Madam Witness did you conduct a forensic examination in the person of one Dave Preclaro y Jambalos? A Yes sir. Q If that person whom you examined is here in court would you be able to recognize him? ATTY. JIMENEZ: We admit that the accused is the one examined by the witness. ATTY. CAOILI: Did you prepare the result of the examination in writing? A Yes sir. PROS. CAOILI: Showing to you Physic Examination No. 90-961 which for purposes of identification has already been marked as Exh. H what relation has this have with the report that you mentioned a while ago? A This is the same report that I prepared sir. Q How did you conduct such flourescent examination? A The left and right hands of the accused were placed under the ultra violet lamp sir. Q What was the result? A It gave a . . . under the ultra violent lamp the palmer hands of the suspect gave positive result for the presence of flourescent powder. Q What palmar hands? A Right hand sir. Q What other examination did you conduct? A And also the clothing, consisting of the t-shirts and the pants were examined. Under the ultra violet lamp the presence of the flourescent powder of the t-shirts and pants cannot be seen or distinguished because the fibers or the material of the cloth under the ultra violet lamp was flouresce. Q Please tell the Court why the t-shirts and pants under the ultra violent lamp was flouresce?

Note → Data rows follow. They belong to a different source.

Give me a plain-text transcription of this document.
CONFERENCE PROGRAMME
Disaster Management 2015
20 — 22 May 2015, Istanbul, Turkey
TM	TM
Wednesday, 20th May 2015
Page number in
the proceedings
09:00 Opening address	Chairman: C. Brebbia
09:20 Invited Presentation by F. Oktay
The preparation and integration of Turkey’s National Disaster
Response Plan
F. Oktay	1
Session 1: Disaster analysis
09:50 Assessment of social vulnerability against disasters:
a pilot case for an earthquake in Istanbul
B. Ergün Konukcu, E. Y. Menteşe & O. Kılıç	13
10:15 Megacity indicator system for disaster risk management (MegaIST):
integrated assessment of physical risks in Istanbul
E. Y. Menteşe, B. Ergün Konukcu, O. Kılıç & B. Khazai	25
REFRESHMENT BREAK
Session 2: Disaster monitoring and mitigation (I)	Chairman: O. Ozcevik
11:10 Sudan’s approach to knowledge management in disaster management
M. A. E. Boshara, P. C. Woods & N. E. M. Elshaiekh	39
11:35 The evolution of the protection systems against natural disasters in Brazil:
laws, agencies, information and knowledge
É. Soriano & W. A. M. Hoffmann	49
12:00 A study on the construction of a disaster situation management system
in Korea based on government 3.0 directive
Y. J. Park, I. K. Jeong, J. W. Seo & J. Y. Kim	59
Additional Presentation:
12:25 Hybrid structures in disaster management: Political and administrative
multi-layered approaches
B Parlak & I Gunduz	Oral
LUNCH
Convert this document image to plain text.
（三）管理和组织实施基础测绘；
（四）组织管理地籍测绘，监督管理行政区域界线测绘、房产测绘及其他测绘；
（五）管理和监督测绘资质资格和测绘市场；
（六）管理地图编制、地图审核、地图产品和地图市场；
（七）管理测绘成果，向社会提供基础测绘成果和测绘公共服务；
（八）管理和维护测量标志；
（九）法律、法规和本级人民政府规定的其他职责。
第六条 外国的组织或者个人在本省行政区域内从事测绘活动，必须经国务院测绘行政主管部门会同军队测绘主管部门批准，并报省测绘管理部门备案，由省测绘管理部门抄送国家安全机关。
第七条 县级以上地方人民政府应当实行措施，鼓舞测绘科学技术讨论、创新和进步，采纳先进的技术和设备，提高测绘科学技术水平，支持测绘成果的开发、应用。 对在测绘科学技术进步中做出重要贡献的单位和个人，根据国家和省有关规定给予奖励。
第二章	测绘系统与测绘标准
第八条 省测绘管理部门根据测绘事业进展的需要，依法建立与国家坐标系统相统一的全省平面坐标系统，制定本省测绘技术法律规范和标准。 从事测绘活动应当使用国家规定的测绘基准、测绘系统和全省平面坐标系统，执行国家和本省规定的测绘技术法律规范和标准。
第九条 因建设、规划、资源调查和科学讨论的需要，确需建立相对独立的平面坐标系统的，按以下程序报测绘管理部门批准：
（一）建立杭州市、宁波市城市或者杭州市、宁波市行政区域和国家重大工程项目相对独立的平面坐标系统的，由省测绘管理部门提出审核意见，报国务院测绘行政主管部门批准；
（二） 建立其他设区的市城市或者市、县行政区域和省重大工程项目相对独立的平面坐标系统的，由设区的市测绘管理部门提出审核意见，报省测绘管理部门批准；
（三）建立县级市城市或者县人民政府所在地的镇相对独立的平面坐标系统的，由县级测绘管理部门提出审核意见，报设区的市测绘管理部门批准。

A The materials or the fibers of the clothings it could have been dyed with flourescent dyes sir. 34

xxx xxx xxx What we find improbable and contrary to human experience is petitioner's claim that he was set up by Engr. Sta. Maria Sr. and Engr. Resoso for no other purpose but revenge on account, for petitioner's failure to recommend the Sta. Maria Construction to perform the extra electrical works. 35 The Sandiganbayan has aptly ruled on this matter, thus:
For another, the claim of accused that there was ill-will on the part of the construction company is hardly plausible. It is highly improbable for the company to embark on a malicious prosecution of an innocent person for the simple reason that such person had recommended the services of another construction firm. And it is extremely impossible for such company to enlist the cooperation and employ the services of the government's chief investigative agency for such an anomalous undertaking. It is more in accord with reason and logic to presuppose that there was some sort of a mischievous demand made by the accused in exchange for certain favorable considerations, such as, favorable recommendation on the completeness of the project, hasslefree release of funds, erasure of deductives, etc. Indeed, the rationale for the occurrence of the meeting and the demand for money is infinite and boundless. 36

As correctly pointed out by the Solicitor General, Engr. Sta. Maria Sr., who was then engaged in the construction of another DOST building, would not risk his business or livelihood just to exact revenge which is neither profitable nor logical. As we aptly stated in Maleg v. Sandiganbayan: 37 It is hard to believe that the complainant who is a contractor would jeopardize and prejudice his business interests and risk being blacklisted in government infrastructure projects, knowing that with the institution of the case, he may find it no longer advisable nor profitable to continue in his construction ventures. It is hardly probable that the complainant would weave out of the blue a serious accusation just to retaliate and take revenge on the accused. From the foregoing, the conclusion is inescapable that on the basis of the testimonial and documentary evidence presented during the trial, the guilt of petitioner has been established beyond reasonable doubt. WHEREFORE, the appealed decision of the Sandiganbayan is hereby AFFIRMED. SO ORDERED.